Research merit and integrity

3.2.1 When planning a databank, researchers should clearly describe how their research data will be collected, stored, used and disclosed, and outline how that process conforms to this National Statement, particularly the requirements for consent set out in paragraphs 2.2.14 to 2.2.18.

3.2.2 To promote access to the benefits of research, such data should be collected, stored and accessible in such a way that they can be used in future research projects.

Data usage

3.2.3 Researchers’ use of data from databanks must comply with conditions specified by the providers of the data; in particular, any conditions on the identifiability of the data (see paragraphs 2.2.14 to 2.2.18).

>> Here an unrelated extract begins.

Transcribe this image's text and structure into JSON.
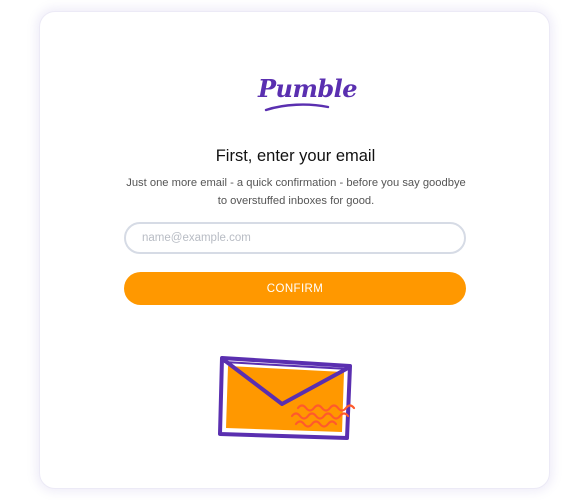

3.2.4 Where research involves linkage of data sets, approval may be given to the use of identifiable data to ensure that the linkage is accurate, even if consent has not been given for the use of identifiable data in research. Once linkage has been completed, identifiers should be removed from the data to be used in the research unless consent has been given for its identifiable use.

3.2.5 It is the duty of the custodian to ensure that the data are used responsibly and respectfully, and that the privacy of participants is safeguarded.

3.2.6 Whenever research using re-identifiable data reveals information that bears on the wellbeing of participants, researchers have an obligation to consider how to make that information available to the participants. Where individual notification is warranted, the custodian of the data will need to take all reasonable steps to re-identify those data.

3.2.7 In most situations, the custodian of data will be the individual researcher or agency who collected the information, or an intermediary such as a data warehouse that manages data coming from a number of sources. In some cases, an independent custodian may be necessary. For example, when coded data are stored in a databank, a custodian independent of both the data collectors and the researchers may be appointed, to maintain the data in coded form while enabling individual participants to access their own identified results or data.

3.2.8 Some uses of data in a databank may be detrimental to people to whom the data relate. Researchers and/or custodians should consider denying or restricting access to some or all of the data for those uses.

Consent

3.2.9 When collecting data for deposit in a databank, researchers should provide clear and comprehensive information about:

  1. the form in which the data will be stored (identifiable, re-identifiable, non-identifiable);
  2. the purposes for which the data will be used and/or disclosed; and
  3. whether they will seek:
    1. specific, extended or unspecified consent for future research (see paragraphs 2.2.14 to 2.2.16); or
    2. permission from a review body to waive the need for consent (see paragraphs 2.3.5 and 2.3.6).

3.2.10 Researchers should recognise that data stored in an identifiable form cannot be used in research that is exempt from ethical review.

3.2.11 Any restrictions on the use of participants’ data should be recorded and the record kept with the collected data so that it is always accessible to researchers who want to access those data for research.

3.2.12 Researchers and custodians of the databank should observe any confidentiality agreement about stored data with the participant, and custodians should take every precaution to prevent the data becoming available for uses to which participants did not consent.